Free
Suits Me: The Double Life Of Billy Tipton
Ebooks To Download

The jazz pianist Billy Tipton was born in Oklahoma City as Dorothy Tipton, but almost nobody knew the truth until the day he died, in Spokane in 1989. Over a fifty-year performing career, Billy Tipton fooled nearly everyone, including Duke Ellington and Norma Teagarden, five successive "wives" with whom Billy lived as a man, and three children who he "fathered." As Billy Tipton herself said, "Some people might think I'm a freak or a hermaphrodite. I'm not. I'm a normal person.
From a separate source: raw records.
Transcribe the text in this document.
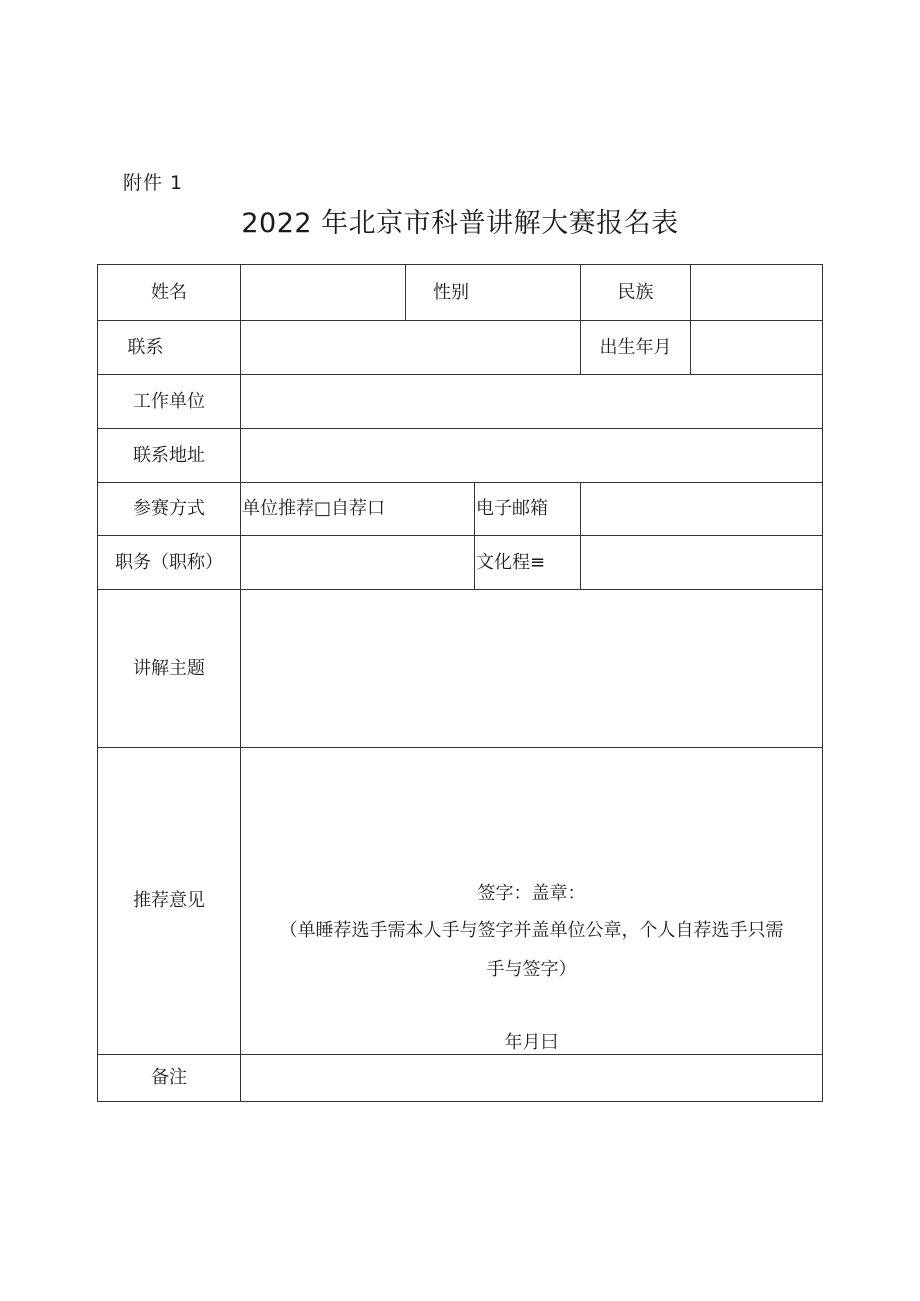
附件 1
2022 年北京市科普讲解大赛报名表
姓名	性别	民族
联系	出生年月
工作单位
联系地址
参赛方式	单位推荐□自荐口	电子邮箱
职务（职称）	文化程≡
讲解主题
推荐意见	签字：盖章：
（单睡荐选手需本人手与签字并盖单位公章，个人自荐选手只需
手与签字）
年月曰
备注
This has been my choice." This jazz-era biography evokes the rich popular-music history of the Great Depression and reads like a detective story.

Paperback: 348 pages

Publisher: Mariner Books (June 16, 1999)

Language: English

ISBN-10: 0395957893

ISBN-13: 978-0395957899

Product Dimensions: 6 x 0.9 x 9 inches

Shipping Weight: 1.3 pounds (View shipping rates and policies)

Average Customer Review: 3.9 out of 5 stars  See all reviews (35 customer reviews)

Best Sellers Rank: #915,092 in Books (See Top 100 in Books) #35 in Books > Biographies & Memoirs > Specific Groups > LGBT > Lesbian #121 in Books > Biographies & Memoirs > Specific Groups > LGBT > Transgender #262 in Books > Gay & Lesbian > Nonfiction > Transgender

When Billy Tipton died in 1989, the world rushed in and gave him, briefly, the larger fame he had once nibbled at as a jazz musician and entertainer. But in June of 1958, after 20 years of chasing the brass ring, when the door to the big time world of popular music opened and beckoned Billy in, he backed away from the spotlight, settling for playing the hotel ballrooms and clubs of greater Spokane, Washington. In Suits Me, Stanford University English professor Diane Wood Middlebrook explores both the geography of jazz and swing in the heartland of America, and the geography of gender in the middle of the 20th century. Because underneath his dapper suits and corny comedy routines, Mr. Billy Tipton concealed the body of a woman, and when he died, his sex revealed by paramedics and the coroner's report, he left hundreds of people who knew him, and millions more who heard the news, astounded by his "deception..." Professor Middlebrook's research has been thorough, and she has spoken with most of Tipton's living relatives, former wives, business partners and many other musicians of the era. What she reveals to her readers is a fully textured portrait of an era and a man who worked hard and earned every privilege he received. She lets us almost hear the music, taste the dust from the roads Billy and his bandmates and partners traveled. She lets the people who knew him comment on whether they thought he was a man or a woman. She lays out the mystery of how others perceived and ignored or challenged Billy's gender presentation, and the l! engths to which Billy went to protect his secret, which sometimes wasn't all that hidden.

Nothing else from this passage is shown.